R&D Tax Credit Expansion Bill Draws Broad Support
Small business leaders are calling for lawmakers to expand access to the state’s research and development tax credit program.
The General Assembly is considering legislation expanding the R&D tax credit to pass-through entities, which represent more than 123,000 firms across the state.
Many small to midsize companies are structured as S corporations, limited liability companies, and limited liability partnership companies, collectively referred to as pass-through entities.
Under the state’s current tax structure, these small businesses cannot take advantage of the R&D tax credit, which can only be applied to the corporation tax.
Allowing small businesses to leverage the tax credit is one of CBIA’s 2023 Transform Connecticut policy recommendations.
The legislature’s Commerce Committee heard testimony from numerous small business leaders Feb. 10 in support of HB 6584, which gives pass-through entities the option to leverage the tax credit.
Meredith Shay, president and CEO of Colchester-based InCord, told committee members that the bill “levels the playing field” for Connecticut small businesses.
“Supporting HB 6584 is a sign to the business community that Connecticut is ready to compete
for and foster talent, technology, and innovation,” she said.
“Neighboring states like New Jersey, Massachusetts, and Vermont have made purposeful investments by expanding their R&D tax credit programs to pass-throughs.
“This bill will make the state more competitive in terms of recruiting companies to Connecticut, but also level the playing field between us and the large corporations.”
Shay was one of numerous small business leaders who testified in support of HB 6584, joining representatives from Connecticut Spring and Stamping, HABCO Industries, Hobson & Motzer, Magnatech LLC, Moroso Performance Products, Inc., OKAY Industries, Seimon Company, and The Plastics Forming Company.
Magnatech president John Emmerson told the committee his company “relies heavily on being innovative and continuously improving processes and products to compete in a global market.”
“By expanding the R&D tax credit to businesses like mine, we will be able to invest in not only equipment and other efficiencies, but also people,” he said.
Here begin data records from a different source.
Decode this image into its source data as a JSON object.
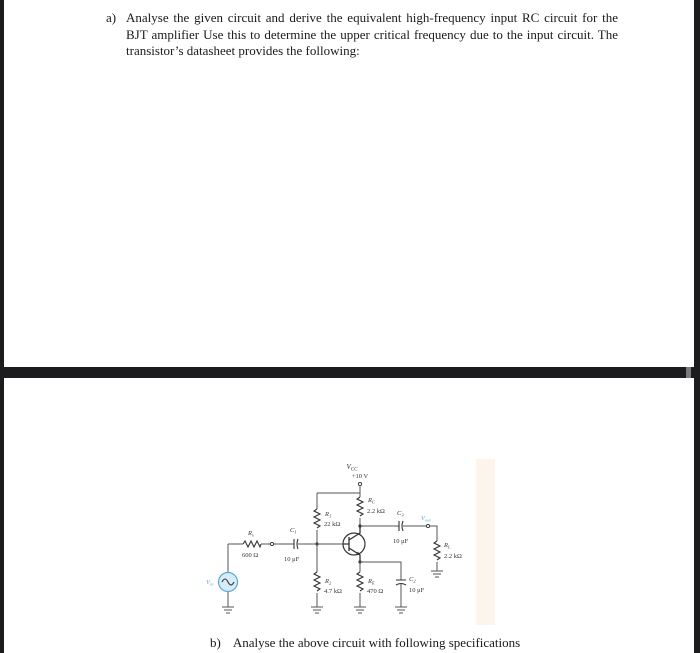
{
  "question_a": {
    "marker": "a)",
    "text": "Analyse the given circuit and derive the equivalent high-frequency input RC circuit for the BJT amplifier Use this to determine the upper critical frequency due to the input circuit. The transistor’s datasheet provides the following:"
  },
  "question_b": {
    "marker": "b)",
    "text": "Analyse the above circuit with following specifications"
  },
  "circuit": {
    "vcc": {
      "label": "V",
      "sub": "CC",
      "value": "+10 V"
    },
    "source": {
      "label": "V",
      "sub": "in"
    },
    "output": {
      "label": "V",
      "sub": "out"
    },
    "rs": {
      "label": "R",
      "sub": "s",
      "value": "600 Ω"
    },
    "c1": {
      "label": "C",
      "sub": "1",
      "value": "10 μF"
    },
    "r1": {
      "label": "R",
      "sub": "1",
      "value": "22 kΩ"
    },
    "r2": {
      "label": "R",
      "sub": "2",
      "value": "4.7 kΩ"
    },
    "rc": {
      "label": "R",
      "sub": "C",
      "value": "2.2 kΩ"
    },
    "re": {
      "label": "R",
      "sub": "E",
      "value": "470 Ω"
    },
    "c2": {
      "label": "C",
      "sub": "2",
      "value": "10 μF"
    },
    "c3": {
      "label": "C",
      "sub": "3",
      "value": "10 μF"
    },
    "rl": {
      "label": "R",
      "sub": "L",
      "value": "2.2 kΩ"
    },
    "accent_color": "#5aa9d6",
    "source_fill": "#d6ecf8"
  }
}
“The R&D tax credit will help offset the cost of hiring additional engineers, scientists, and other professionals as well as ‘Connecticut-shore’ employees engaging in R&D in other locations.”
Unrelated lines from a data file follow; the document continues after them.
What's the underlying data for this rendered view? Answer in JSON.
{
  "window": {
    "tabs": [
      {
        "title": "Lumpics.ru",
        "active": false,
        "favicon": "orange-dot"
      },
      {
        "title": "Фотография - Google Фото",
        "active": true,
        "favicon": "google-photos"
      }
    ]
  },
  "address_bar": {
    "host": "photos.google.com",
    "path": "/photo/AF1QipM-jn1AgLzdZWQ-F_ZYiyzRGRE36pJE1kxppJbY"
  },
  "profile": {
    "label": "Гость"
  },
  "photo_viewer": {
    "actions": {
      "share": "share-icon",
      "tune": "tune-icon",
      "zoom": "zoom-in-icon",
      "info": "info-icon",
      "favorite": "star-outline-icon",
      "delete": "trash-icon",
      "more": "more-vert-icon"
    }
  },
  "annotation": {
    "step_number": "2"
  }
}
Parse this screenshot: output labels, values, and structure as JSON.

Paul Pescatello, the executive director of the Connecticut Bioscience Growth Council, told committee members that HB 6584 “was a commonsense update to the tax code.”
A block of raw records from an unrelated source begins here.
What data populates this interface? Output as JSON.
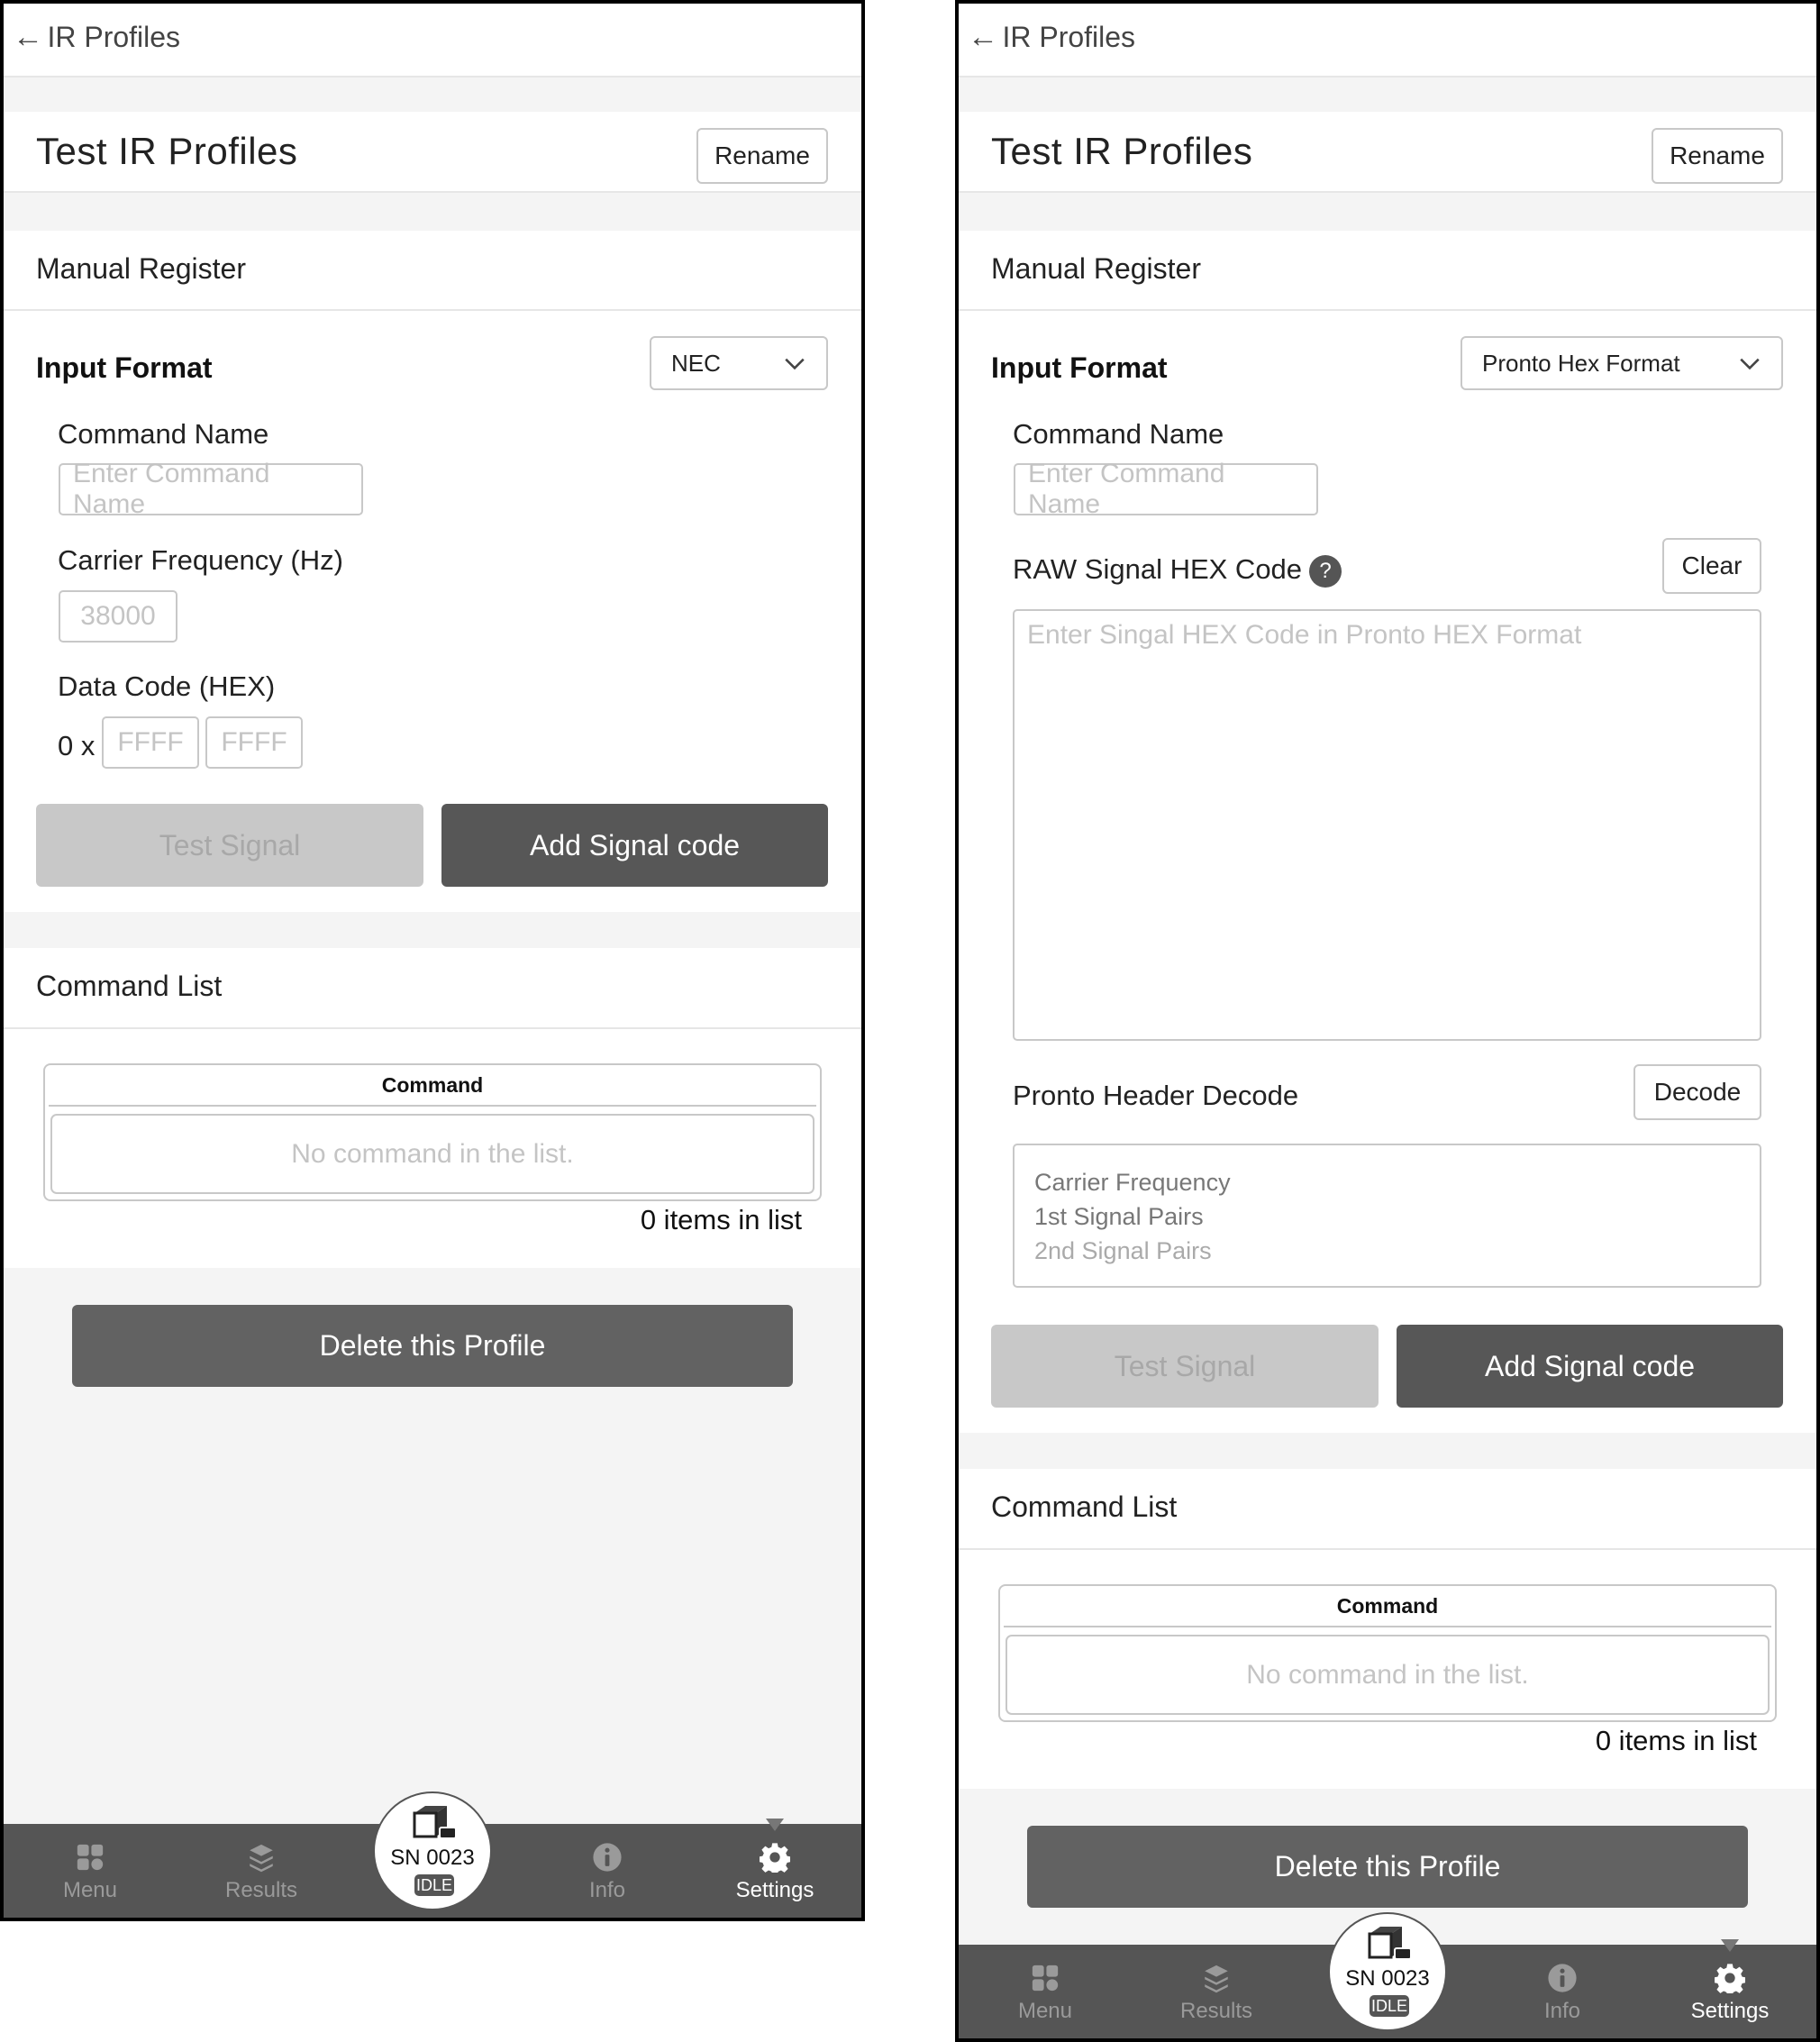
{
  "screens": [
    {
      "id": "nec",
      "header": {
        "back_label": "IR Profiles"
      },
      "profile": {
        "title": "Test IR Profiles",
        "rename_label": "Rename"
      },
      "manual_register": {
        "section_title": "Manual Register",
        "input_format_label": "Input Format",
        "input_format_value": "NEC",
        "command_name_label": "Command Name",
        "command_name_placeholder": "Enter Command Name",
        "carrier_label": "Carrier Frequency (Hz)",
        "carrier_placeholder": "38000",
        "data_code_label": "Data Code (HEX)",
        "data_code_prefix": "0 x",
        "data_code_placeholder_1": "FFFF",
        "data_code_placeholder_2": "FFFF",
        "test_signal_label": "Test Signal",
        "add_signal_label": "Add Signal code"
      },
      "command_list": {
        "section_title": "Command List",
        "column_header": "Command",
        "empty_text": "No command in the list.",
        "count_text": "0 items in list"
      },
      "delete_label": "Delete this Profile"
    },
    {
      "id": "pronto",
      "header": {
        "back_label": "IR Profiles"
      },
      "profile": {
        "title": "Test IR Profiles",
        "rename_label": "Rename"
      },
      "manual_register": {
        "section_title": "Manual Register",
        "input_format_label": "Input Format",
        "input_format_value": "Pronto Hex Format",
        "command_name_label": "Command Name",
        "command_name_placeholder": "Enter Command Name",
        "raw_hex_label": "RAW Signal HEX Code",
        "help_glyph": "?",
        "clear_label": "Clear",
        "raw_hex_placeholder": "Enter Singal HEX Code in Pronto HEX Format",
        "pronto_header_label": "Pronto Header Decode",
        "decode_label": "Decode",
        "decode_lines": [
          "Carrier Frequency",
          "1st Signal Pairs",
          "2nd Signal Pairs"
        ],
        "test_signal_label": "Test Signal",
        "add_signal_label": "Add Signal code"
      },
      "command_list": {
        "section_title": "Command List",
        "column_header": "Command",
        "empty_text": "No command in the list.",
        "count_text": "0 items in list"
      },
      "delete_label": "Delete this Profile"
    }
  ],
  "bottom_nav": {
    "items": [
      {
        "label": "Menu",
        "icon": "grid-icon",
        "active": false
      },
      {
        "label": "Results",
        "icon": "layers-icon",
        "active": false
      },
      {
        "label": "Info",
        "icon": "info-icon",
        "active": false
      },
      {
        "label": "Settings",
        "icon": "gear-icon",
        "active": true
      }
    ],
    "device": {
      "serial": "SN 0023",
      "status": "IDLE"
    }
  },
  "colors": {
    "primary_button": "#575757",
    "delete_button": "#626262",
    "disabled_button": "#c8c8c8",
    "nav_background": "#555555",
    "page_background": "#f4f4f4"
  }
}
“It takes about 12 years and $2.7 billion to bring a new medicine from concept to the finish line of an FDA
approved product available on pharmacy shelves,” Pescatello said.
“Most life sciences research leads to new insights and further research. The state where all this research occurs gets the benefit of the research investment dollars being circulated throughout its economy.”
An analysis by the legislature’s nonpartisan Office of Legislative Research reveals a substantial return on investment for the state from R&D tax credits.
For every dollar of R&D tax credit claimed, Connecticut earns between $1.24 and $2.36. The state gains between 1,406 and 3,648 jobs each year because of the credit.
“That’s very effective policy,” Pescatello said. “It makes much commonsense to use this policy to incentivize pass-throughs in the same way as C-corps.”
The Greater New Haven and Quinnipiac Chambers of Commerce, National Federation of Independent Business, ManufactureCT, BioCT, and the Biotechnology Innovation Organization also testified in support of the legislation.